The notion of retirement in the United States has shifted in recent years. Americans are working later in life, and retirement no longer represents a complete departure from the workforce. To explore these issues, The AP-NORC Center for Public Affairs Research, with funding from the Alfred P. Sloan Foundation, has undertaken a series of major studies on older Americans’ experiences in the late phases of their careers, their preparations for retirement, and the realities of retired life in the United States. The project also includes a journalism fellowship where mid-career journalists develop the analytical research skills needed to create a series of news reports dealing with the economics of the aging workforce in the United States to be distributed by AP to its global audience.

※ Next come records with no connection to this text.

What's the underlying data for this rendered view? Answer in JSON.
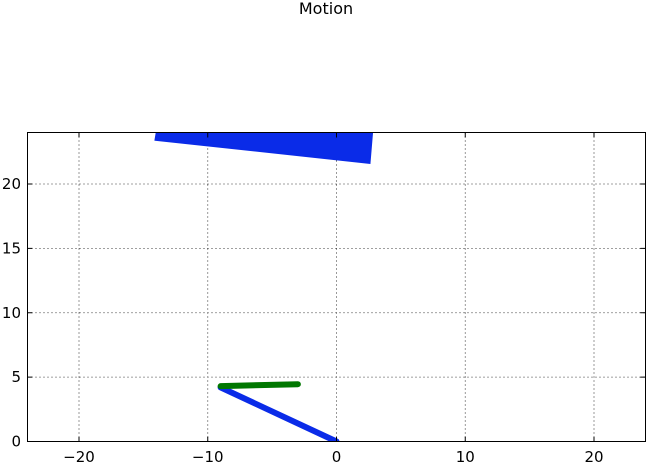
{
  "chart_data": {
    "type": "line",
    "title": "Motion",
    "xlabel": "",
    "ylabel": "",
    "xlim": [
      -24,
      24
    ],
    "ylim": [
      0,
      24
    ],
    "xticks": [
      -20,
      -10,
      0,
      10,
      20
    ],
    "xtick_labels": [
      "−20",
      "−10",
      "0",
      "10",
      "20"
    ],
    "yticks": [
      0,
      5,
      10,
      15,
      20
    ],
    "ytick_labels": [
      "0",
      "5",
      "10",
      "15",
      "20"
    ],
    "grid": true,
    "legend": "none",
    "shapes": [
      {
        "type": "polygon",
        "color": "#0a2be8",
        "points": [
          [
            -14.1,
            23.4
          ],
          [
            2.6,
            21.6
          ],
          [
            2.8,
            24
          ],
          [
            -14.0,
            24
          ]
        ]
      },
      {
        "type": "line",
        "color": "#0a2be8",
        "points": [
          [
            0,
            0
          ],
          [
            -9.0,
            4.2
          ]
        ]
      },
      {
        "type": "line",
        "color": "#007700",
        "points": [
          [
            -9.0,
            4.3
          ],
          [
            -3.0,
            4.45
          ]
        ]
      }
    ]
  }
}
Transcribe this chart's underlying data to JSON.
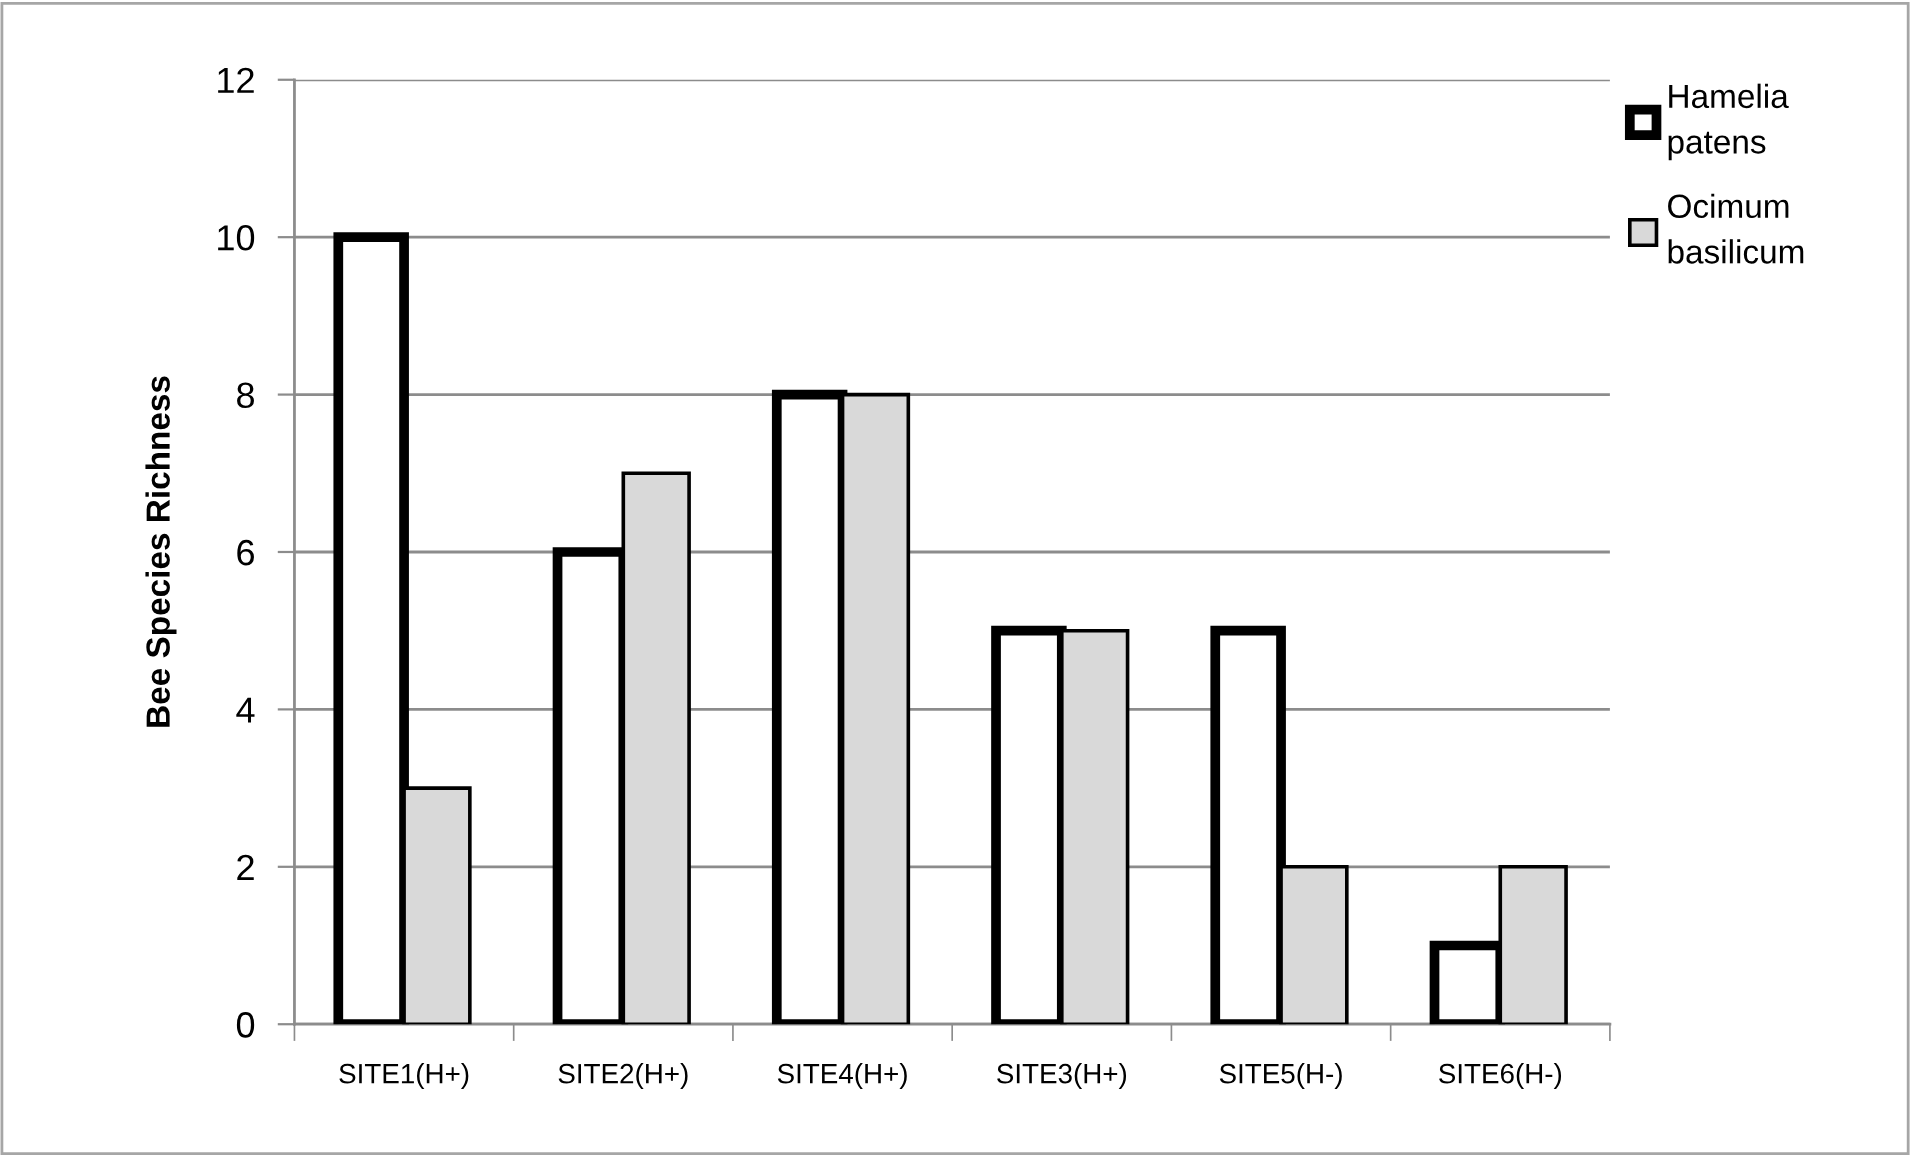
{
  "chart_data": {
    "type": "bar",
    "ylabel": "Bee Species Richness",
    "categories": [
      "SITE1(H+)",
      "SITE2(H+)",
      "SITE4(H+)",
      "SITE3(H+)",
      "SITE5(H-)",
      "SITE6(H-)"
    ],
    "series": [
      {
        "name": "Hamelia patens",
        "color": "#ffffff",
        "values": [
          10,
          6,
          8,
          5,
          5,
          1
        ]
      },
      {
        "name": "Ocimum basilicum",
        "color": "#d9d9d9",
        "values": [
          3,
          7,
          8,
          5,
          2,
          2
        ]
      }
    ],
    "ylim": [
      0,
      12
    ],
    "yticks": [
      0,
      2,
      4,
      6,
      8,
      10,
      12
    ],
    "grid": "y",
    "legend": "top right"
  }
}
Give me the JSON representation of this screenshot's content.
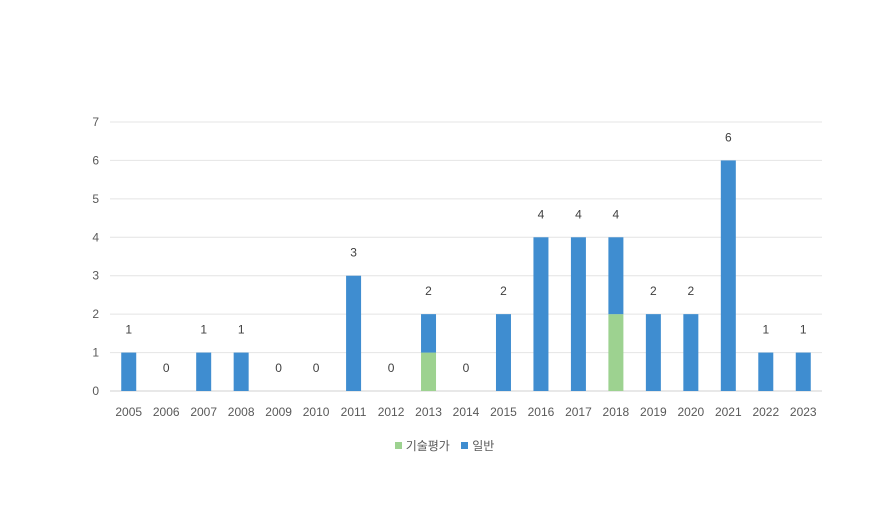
{
  "chart_data": {
    "type": "bar",
    "stacked": true,
    "categories": [
      "2005",
      "2006",
      "2007",
      "2008",
      "2009",
      "2010",
      "2011",
      "2012",
      "2013",
      "2014",
      "2015",
      "2016",
      "2017",
      "2018",
      "2019",
      "2020",
      "2021",
      "2022",
      "2023"
    ],
    "series": [
      {
        "name": "기술평가",
        "color": "#9DD290",
        "values": [
          0,
          0,
          0,
          0,
          0,
          0,
          0,
          0,
          1,
          0,
          0,
          0,
          0,
          2,
          0,
          0,
          0,
          0,
          0
        ]
      },
      {
        "name": "일반",
        "color": "#3F8DD0",
        "values": [
          1,
          0,
          1,
          1,
          0,
          0,
          3,
          0,
          1,
          0,
          2,
          4,
          4,
          2,
          2,
          2,
          6,
          1,
          1
        ]
      }
    ],
    "totals": [
      1,
      0,
      1,
      1,
      0,
      0,
      3,
      0,
      2,
      0,
      2,
      4,
      4,
      4,
      2,
      2,
      6,
      1,
      1
    ],
    "ylim": [
      0,
      7
    ],
    "yticks": [
      0,
      1,
      2,
      3,
      4,
      5,
      6,
      7
    ],
    "grid": true,
    "legend_position": "bottom"
  }
}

The first two Working Longer studies, conducted in 2013 and 2016, explored the modern concept of retirement, anxieties about retirement planning, and the factors older Americans consider when making decisions about the transition to retirement. The 2017 study offers new insights on the experiences of Americans age 50 and older with respect to unemployment, saving enough for retirement, and needing to withdraw money from retirement accounts prior to retiring, as well as the snowball effect of intergenerational wealth on financial security during retirement. Additional analysis provides a rare glimpse into the significant and lasting impact of incarceration on older Americans’ work and retirement experiences.
The survey results reveal a modern form of retirement that doesn’t happen all at once but instead comes in phases. While most Americans in this age group can easily be classified as either working or retired, 1 in 10 fall somewhere in the middle, reporting that they have retired but are either still working or looking for work. The findings suggest that work behaviors and retirement attitudes shift depending on where one is situated on the spectrum of retirement.
Taken together, these results provide insights for employers navigating new terrain as they face an older workforce, and for policymakers grappling with how to help older Americans with the transition into retirement.